Fenerbahçe Demokrasisi bir kere daha gücünü gösterdi ve 7 yıllık Ali Koç dönemi dün itibarıyla sona erdi.
Bu sürecin Nisan ayından beri sancılı bir şekilde devam ettiğini biliyoruz.
Geçen sezon mücadele edilen kupalar peş peşe elden gidince Camia'nın Ali Koç'a karşı büyük bir tepkisi vardı.
Bu kısa sürede olağanüstü kongre çağrısı için imza toplamaya kadar gitti.
Ali Koç tüm bunları görmezden geldi.
Asıl dramatik olanı nasıl Başkan olduğunu, Camia'nın Aziz Yıldırım'a karşı gösterdiği refleksi görmezden gelmesiydi.
Bir yerden sonra "en doğrusunu ben bilirim" halinin kişileri nerelere sürüklediğinin en güzel örneklerinden biridir bu süreç.
Oysa doğru okuma yapanlar Ali Koç'a Haziran ayında bir Kongre toplamasını her fırsatta dile getirdiler.
Tüm bunlara kulağını kapayan bir Başkan figürüne dönüşmüştü Ali Koç.
Şampiyonlar Ligi'nde gruplara kalınabilse, en azından bunu başarabileceğini gösteren bir kadro kurabilse, transferleri zamanında yapabilse, öyle ya da böyle Mourinho polemiği yaşamasa, hadi orayı da geçtik, gönderdiği kadar kariyerli bir teknik direktörle anlaşabilse belki geminin rotasını bile değiştirebilirdi.
Oysa Camia'nın hiçbir beklentisine zamanında karşılık veremeyen bir Yönetim sürdürmeyi tercih etti.
Son gün katıldığı programlarda tıpkı Aziz Yıldırım gibi Fenerbahçe için her şeyini verdiğini söyleyecek duruma kadar geldi.
Bu ne demektir çok iyi biliyorsunuz; çaresizlik, daha kötüsü de tek başına kalma hali…
Sadettin Saran bir şey yapmasına gerek kalmayan bir propaganda dönemi geçirdi.
Çünkü Camia tarafından hiçbir şekilde sabır ve tahammül gösterilmeyecek bir Başkan durumuna gelmişti Ali Koç.
Bir anlamda tıpkı selefi Aziz Yıldırım gibi kalabalıklara rağmen bildiğini okumayı sürdürüyordu.
Öğrenilemeyen bir dolu dersler…
Dün Kasımpaşa karşısındaki Fenerbahçe'yi izlediğimizde yanlışların toplamının ne kadar içinden çıkılmaz olduğunu da görmüş olduk.

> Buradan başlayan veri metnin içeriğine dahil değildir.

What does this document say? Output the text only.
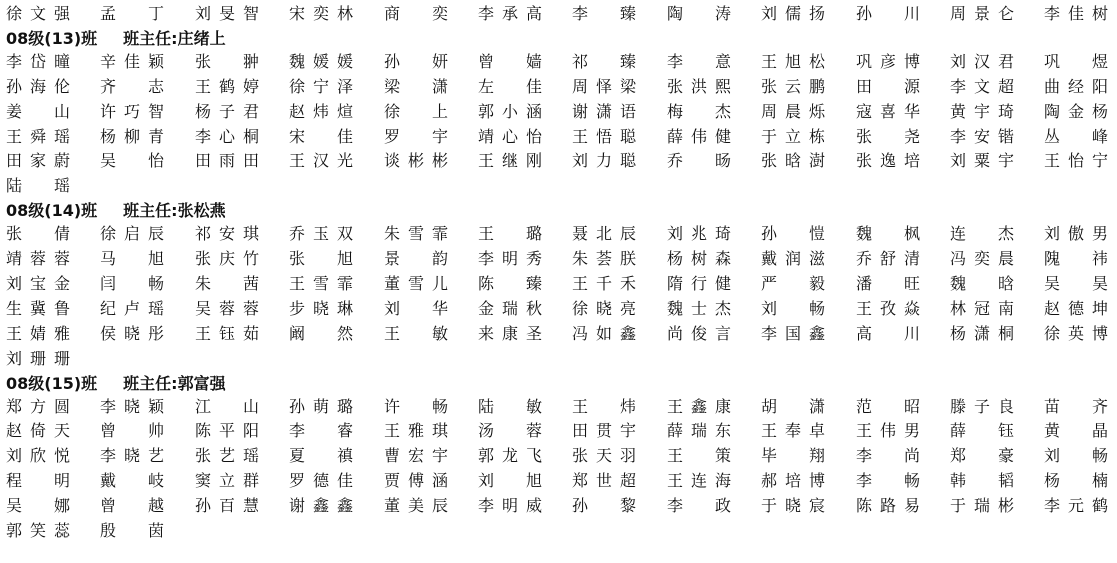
徐文强 孟　丁 刘旻智 宋奕林 商　奕 李承高 李　臻 陶　涛 刘儒扬 孙　川 周景仑 李佳树
08级(13)班 班主任:庄绪上
李岱曈 辛佳颖 张　翀 魏媛媛 孙　妍 曾　嫱 祁　臻 李　意 王旭松 巩彦博 刘汉君 巩　煜
孙海伦 齐　志 王鹤婷 徐宁泽 梁　潇 左　佳 周怿梁 张洪熙 张云鹏 田　源 李文超 曲经阳
姜　山 许巧智 杨子君 赵炜煊 徐　上 郭小涵 谢潇语 梅　杰 周晨烁 寇喜华 黄宇琦 陶金杨
王舜瑶 杨柳青 李心桐 宋　佳 罗　宇 靖心怡 王悟聪 薛伟健 于立栋 张　尧 李安锴 丛　峰
田家蔚 吴　怡 田雨田 王汉光 谈彬彬 王继刚 刘力聪 乔　旸 张晗澍 张逸培 刘粟宇 王怡宁
陆　瑶
08级(14)班 班主任:张松燕
张　倩 徐启辰 祁安琪 乔玉双 朱雪霏 王　璐 聂北辰 刘兆琦 孙　愷 魏　枫 连　杰 刘傲男
靖蓉蓉 马　旭 张庆竹 张　旭 景　韵 李明秀 朱荟朕 杨树森 戴润滋 乔舒清 冯奕晨 隗　祎
刘宝金 闫　畅 朱　茜 王雪霏 董雪儿 陈　臻 王千禾 隋行健 严　毅 潘　旺 魏　晗 吴　昊
生冀鲁 纪卢瑶 吴蓉蓉 步晓琳 刘　华 金瑞秋 徐晓亮 魏士杰 刘　畅 王孜焱 林冠南 赵德坤
王婧雅 侯晓彤 王钰茹 阚　然 王　敏 来康圣 冯如鑫 尚俊言 李国鑫 高　川 杨潇桐 徐英博
刘珊珊
08级(15)班 班主任:郭富强
郑方圆 李晓颖 江　山 孙萌璐 许　畅 陆　敏 王　炜 王鑫康 胡　潇 范　昭 滕子良 苗　齐
赵倚天 曾　帅 陈平阳 李　睿 王雅琪 汤　蓉 田贯宇 薛瑞东 王奉卓 王伟男 薛　钰 黄　晶
刘欣悦 李晓艺 张艺瑶 夏　禛 曹宏宇 郭龙飞 张天羽 王　策 毕　翔 李　尚 郑　豪 刘　畅
程　明 戴　岐 窦立群 罗德佳 贾傅涵 刘　旭 郑世超 王连海 郝培博 李　畅 韩　韬 杨　楠
吴　娜 曾　越 孙百慧 谢鑫鑫 董美辰 李明威 孙　黎 李　政 于晓宸 陈路易 于瑞彬 李元鹤
郭笑蕊 殷　茵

Sezonun 6. Haftasında 6 puan kaybeden bir Fenerbahçe gerçeği var ortada.
Bu takımı Ali Koç kurdu.
Futbol aklı onun seçtiği kişiydi.
Teknik direktörünü o belirledi.
Sahaya çıkan kadro, sonradan yapılan oyuncu değişiklikleri, sahaya yansıyan oyun, taktiksel planlar…
Sanki 7 yıllık Ali Koç Yönetiminin bir özeti gibiydi.
İzleyene sıkıntı verdiği gibi taraftarına çok daha beteri çaresizlik duygusu yaşatan bir Fenerbahçeydi bu izlediğimiz.
2009 yılından beri Milliyet'te bu sayfalarda maç yorumu yapıyorum; ilk defa sezonun 6. Haftasında bu takımın hali karşısında oyuna, geleceğin daha iyi olacağına dair umut veren bir şey göremiyorum.
Tarzım değildir umarım yanılıyorumdur; ancak Tedesco ile devam edilmesi konusunda dahi çok ciddi şüphelerim, soru işaretlerim var.
Fred, Talisca, İrfan Can, Çağlar…
Bu oyuncuların dördünün aynı anda bir maç kadrosunda olmasının izahının olmadığı kanaatindeyim.
Bakın söylemek istediğim futbolcuların kalite eksiklerine dair değil; tamamen kondisyonel ve form durumlarıyla ilgili.
Fred artık koşamıyor bile.
Talisca'nın tek santrafor oynaması da bir başka akıl tutulması.
Mourinho bir süredir kendisine verilen bu kadroyu en iyi çift forvetle oynayarak kullanabileceği sonucuna varmıştı.